Scientists tell us a couple of our harbours are going to be good indicators of the rate of progress. So we'd like to set up monitoring stations that would allow us to measure that that impact and that effect over time. If we had a set up ten years ago would have a good database of how much seas have changed.  

Getting back to nature, getting back to our understanding of the mātauranga Māori around te taiao. I think it's a better way of managing New Zealand's biodiversity than anything we have at present ,because it is a biodiverse model kaitiakitanga. 

Trevor Moeke  02:45 
As ocean ecosystems and biodiversity continue to be impacted by climate variation, Te Rarawa with other iwi have put in place customary protections such as rahui across their significant rohe moana. 

Haami Piripi  03:04 
Use of rahui is a tool is a well established methodology that we've used historically for a long time as a measure of conservation, as a measure of prohibition. So we know how effective they can be. The question is what kind of rahui. Over the last 100 years maybe, we've come to consider that a rahui can be achieved by a Christian blessing, or the will of whim of a minister, or piece of legislation. The voice of the people of the moana, the voice of the people of the land has been drowned out by the volume of compliance driven initiatives that have been imposed. You think about what we've given to this nation, and what we've got back, we've really been shortchanged. 

Trevor Moeke  04:05 
The question for Te Rarawa is how, and if, the Crown will provide for an equitable climate transition, by giving affect to the true meaning of the Treaty partnership. 

Haami Piripi  04:16 
The Crown-Māori partnership is a recognition of our pre 1840 sovereignty. In that sense the Crown can't speak for anything pre-1840. It wasn't even here. You can't produce a conservation ethos and expect to apply that nationally.  

The issue that the government is finding most difficult are issues that really rely on our input to make it happen, to make it  work. Like fisheries, like te taiao, like water. Yeah. Those are all issues that deserve to be embellished with the strength of cultural wealth. And that strength of cultural wealth will provide us as a nation with the caliber of initiative that we need to show, is world leading. We have the ability to achieve that, if we were able to collaborate effectively in that way. Adding cultural capital to mainstream capital, and coming out with an outcome that is good for everybody. I think that's what Te Tiriti o Waitangi sought to do.  

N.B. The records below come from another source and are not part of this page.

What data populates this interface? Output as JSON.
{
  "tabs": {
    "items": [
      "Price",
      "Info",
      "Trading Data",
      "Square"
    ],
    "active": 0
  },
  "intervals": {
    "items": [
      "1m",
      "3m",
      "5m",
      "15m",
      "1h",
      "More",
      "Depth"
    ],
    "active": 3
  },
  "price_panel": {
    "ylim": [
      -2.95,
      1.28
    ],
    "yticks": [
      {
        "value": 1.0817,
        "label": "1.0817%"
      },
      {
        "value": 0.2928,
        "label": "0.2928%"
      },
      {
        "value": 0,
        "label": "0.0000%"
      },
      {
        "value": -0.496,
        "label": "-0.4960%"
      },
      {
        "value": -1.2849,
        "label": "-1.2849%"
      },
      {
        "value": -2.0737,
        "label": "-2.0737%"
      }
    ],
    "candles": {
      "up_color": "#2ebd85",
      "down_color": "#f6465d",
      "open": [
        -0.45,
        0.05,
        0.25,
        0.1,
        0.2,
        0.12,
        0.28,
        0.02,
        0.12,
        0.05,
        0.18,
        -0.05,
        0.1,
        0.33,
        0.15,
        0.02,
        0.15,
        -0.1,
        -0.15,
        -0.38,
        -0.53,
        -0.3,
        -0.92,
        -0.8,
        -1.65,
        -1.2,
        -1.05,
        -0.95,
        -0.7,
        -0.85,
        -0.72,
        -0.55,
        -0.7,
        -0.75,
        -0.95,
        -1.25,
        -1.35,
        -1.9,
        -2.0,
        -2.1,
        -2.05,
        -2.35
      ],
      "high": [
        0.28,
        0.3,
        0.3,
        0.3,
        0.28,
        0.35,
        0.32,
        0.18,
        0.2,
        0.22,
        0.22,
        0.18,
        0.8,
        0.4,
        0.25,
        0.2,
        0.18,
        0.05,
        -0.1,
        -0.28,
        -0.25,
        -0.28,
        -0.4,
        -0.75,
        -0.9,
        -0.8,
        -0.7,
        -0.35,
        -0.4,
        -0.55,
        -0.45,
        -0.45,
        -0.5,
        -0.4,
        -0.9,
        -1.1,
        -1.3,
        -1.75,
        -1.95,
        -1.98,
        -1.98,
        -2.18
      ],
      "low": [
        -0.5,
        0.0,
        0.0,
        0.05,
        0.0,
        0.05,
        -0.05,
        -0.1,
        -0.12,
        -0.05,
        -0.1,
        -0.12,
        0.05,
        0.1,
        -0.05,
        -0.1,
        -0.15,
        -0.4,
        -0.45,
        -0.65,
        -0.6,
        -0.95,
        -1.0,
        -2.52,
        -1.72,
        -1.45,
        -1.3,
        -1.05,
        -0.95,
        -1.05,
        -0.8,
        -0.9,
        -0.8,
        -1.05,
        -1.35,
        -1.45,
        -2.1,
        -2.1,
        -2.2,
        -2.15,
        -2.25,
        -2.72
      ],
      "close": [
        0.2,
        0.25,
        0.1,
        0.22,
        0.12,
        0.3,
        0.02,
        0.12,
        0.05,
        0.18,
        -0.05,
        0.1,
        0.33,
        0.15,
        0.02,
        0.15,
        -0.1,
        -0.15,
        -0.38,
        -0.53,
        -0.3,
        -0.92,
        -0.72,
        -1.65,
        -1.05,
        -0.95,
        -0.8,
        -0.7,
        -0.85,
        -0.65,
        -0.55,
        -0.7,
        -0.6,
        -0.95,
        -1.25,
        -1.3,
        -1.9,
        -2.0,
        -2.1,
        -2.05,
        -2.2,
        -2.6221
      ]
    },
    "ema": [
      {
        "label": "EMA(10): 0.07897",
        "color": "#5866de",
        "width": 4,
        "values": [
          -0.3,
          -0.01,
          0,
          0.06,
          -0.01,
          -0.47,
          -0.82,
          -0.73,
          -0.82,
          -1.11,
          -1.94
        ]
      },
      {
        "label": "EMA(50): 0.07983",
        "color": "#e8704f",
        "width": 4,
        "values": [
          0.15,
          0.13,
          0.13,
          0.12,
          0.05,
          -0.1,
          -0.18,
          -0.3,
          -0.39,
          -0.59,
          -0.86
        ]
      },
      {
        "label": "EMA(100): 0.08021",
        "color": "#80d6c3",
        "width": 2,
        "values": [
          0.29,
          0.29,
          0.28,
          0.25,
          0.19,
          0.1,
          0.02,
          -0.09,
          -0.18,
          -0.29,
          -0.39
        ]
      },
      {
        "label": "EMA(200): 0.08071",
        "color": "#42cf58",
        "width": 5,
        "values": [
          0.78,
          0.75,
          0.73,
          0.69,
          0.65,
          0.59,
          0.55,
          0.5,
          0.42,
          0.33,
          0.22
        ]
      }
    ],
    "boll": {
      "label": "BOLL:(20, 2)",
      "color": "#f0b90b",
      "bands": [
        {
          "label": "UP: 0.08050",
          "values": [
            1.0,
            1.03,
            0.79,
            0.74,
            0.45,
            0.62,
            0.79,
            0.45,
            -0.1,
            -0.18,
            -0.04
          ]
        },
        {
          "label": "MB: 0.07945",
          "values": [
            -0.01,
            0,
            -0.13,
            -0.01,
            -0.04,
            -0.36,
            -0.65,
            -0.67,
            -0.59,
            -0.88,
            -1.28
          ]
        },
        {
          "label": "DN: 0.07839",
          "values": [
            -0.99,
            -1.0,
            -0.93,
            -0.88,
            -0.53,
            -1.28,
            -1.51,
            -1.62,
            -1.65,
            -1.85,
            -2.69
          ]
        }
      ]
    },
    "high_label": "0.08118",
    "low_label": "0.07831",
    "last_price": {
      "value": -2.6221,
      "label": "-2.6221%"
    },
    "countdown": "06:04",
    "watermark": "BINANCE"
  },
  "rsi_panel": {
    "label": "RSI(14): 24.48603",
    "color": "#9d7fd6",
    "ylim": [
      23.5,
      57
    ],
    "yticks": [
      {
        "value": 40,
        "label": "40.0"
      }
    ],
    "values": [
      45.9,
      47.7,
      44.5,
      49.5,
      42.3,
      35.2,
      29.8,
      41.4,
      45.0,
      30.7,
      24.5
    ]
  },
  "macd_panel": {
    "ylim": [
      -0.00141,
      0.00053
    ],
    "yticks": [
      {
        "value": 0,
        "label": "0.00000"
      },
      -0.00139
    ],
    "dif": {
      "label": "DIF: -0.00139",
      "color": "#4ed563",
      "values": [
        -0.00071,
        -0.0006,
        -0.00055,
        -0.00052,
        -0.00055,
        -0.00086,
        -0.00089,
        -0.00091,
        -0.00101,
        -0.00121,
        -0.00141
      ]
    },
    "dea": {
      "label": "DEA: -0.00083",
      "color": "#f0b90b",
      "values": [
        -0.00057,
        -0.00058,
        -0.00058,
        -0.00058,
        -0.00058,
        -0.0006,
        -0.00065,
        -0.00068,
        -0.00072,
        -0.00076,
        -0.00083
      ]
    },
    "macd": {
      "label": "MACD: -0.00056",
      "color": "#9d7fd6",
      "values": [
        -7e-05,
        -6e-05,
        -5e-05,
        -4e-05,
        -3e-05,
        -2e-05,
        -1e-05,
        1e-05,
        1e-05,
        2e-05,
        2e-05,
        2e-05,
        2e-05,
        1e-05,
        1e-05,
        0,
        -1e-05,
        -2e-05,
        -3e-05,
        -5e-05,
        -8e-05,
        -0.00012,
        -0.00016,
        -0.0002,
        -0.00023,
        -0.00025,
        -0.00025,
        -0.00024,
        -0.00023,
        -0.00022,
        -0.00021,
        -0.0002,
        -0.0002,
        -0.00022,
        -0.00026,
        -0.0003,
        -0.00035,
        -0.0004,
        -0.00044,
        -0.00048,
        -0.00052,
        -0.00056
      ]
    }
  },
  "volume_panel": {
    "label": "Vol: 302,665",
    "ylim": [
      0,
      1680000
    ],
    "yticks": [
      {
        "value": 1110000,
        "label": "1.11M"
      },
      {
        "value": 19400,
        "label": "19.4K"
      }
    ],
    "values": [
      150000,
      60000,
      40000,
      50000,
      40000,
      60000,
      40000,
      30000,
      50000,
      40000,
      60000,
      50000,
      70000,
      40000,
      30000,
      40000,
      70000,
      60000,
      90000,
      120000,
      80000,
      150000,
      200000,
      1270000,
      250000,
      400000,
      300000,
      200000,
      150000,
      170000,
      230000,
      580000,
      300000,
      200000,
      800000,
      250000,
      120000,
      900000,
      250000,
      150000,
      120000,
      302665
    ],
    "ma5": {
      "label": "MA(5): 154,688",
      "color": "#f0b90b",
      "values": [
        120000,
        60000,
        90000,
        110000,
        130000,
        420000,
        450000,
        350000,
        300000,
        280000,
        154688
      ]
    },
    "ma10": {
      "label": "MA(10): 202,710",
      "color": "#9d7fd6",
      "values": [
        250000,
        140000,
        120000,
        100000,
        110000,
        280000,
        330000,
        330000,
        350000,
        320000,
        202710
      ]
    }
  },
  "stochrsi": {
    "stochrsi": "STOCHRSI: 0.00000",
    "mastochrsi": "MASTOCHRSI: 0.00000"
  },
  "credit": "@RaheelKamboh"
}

Māori – we are unique. We have a unique existence. We have a unique relationship with the elements. We have the ability to fit ourselves into the whakapapa of the universe, and identify ourselves within it. We have the ability to draw from that, the mana and tapu that we need to grow and move our people forward. We're going to be in the lead I think when it comes to massive change on the planet. 

That ambition, aspiration of survival of sustainability has been with us for 1000s of years. We traversed the greatest expanse of water on the planet. A lot of other Polynesian islands, so certainly in Tahiti, they do believe that the answer to the future is here. And I can see that every Polynesian in the Pacific is got more right to be here than any Pākeha, because this is the island too, as part of a big tree of Polynesian exploration and migration.  

Who else should step up, than us? We are in a very good position to help. And the foundation of this position is our whanaungatanga. We are natural survivors because we are naturally able to employ, innovate, and not be afraid to implement new ideas and new ways of doing things.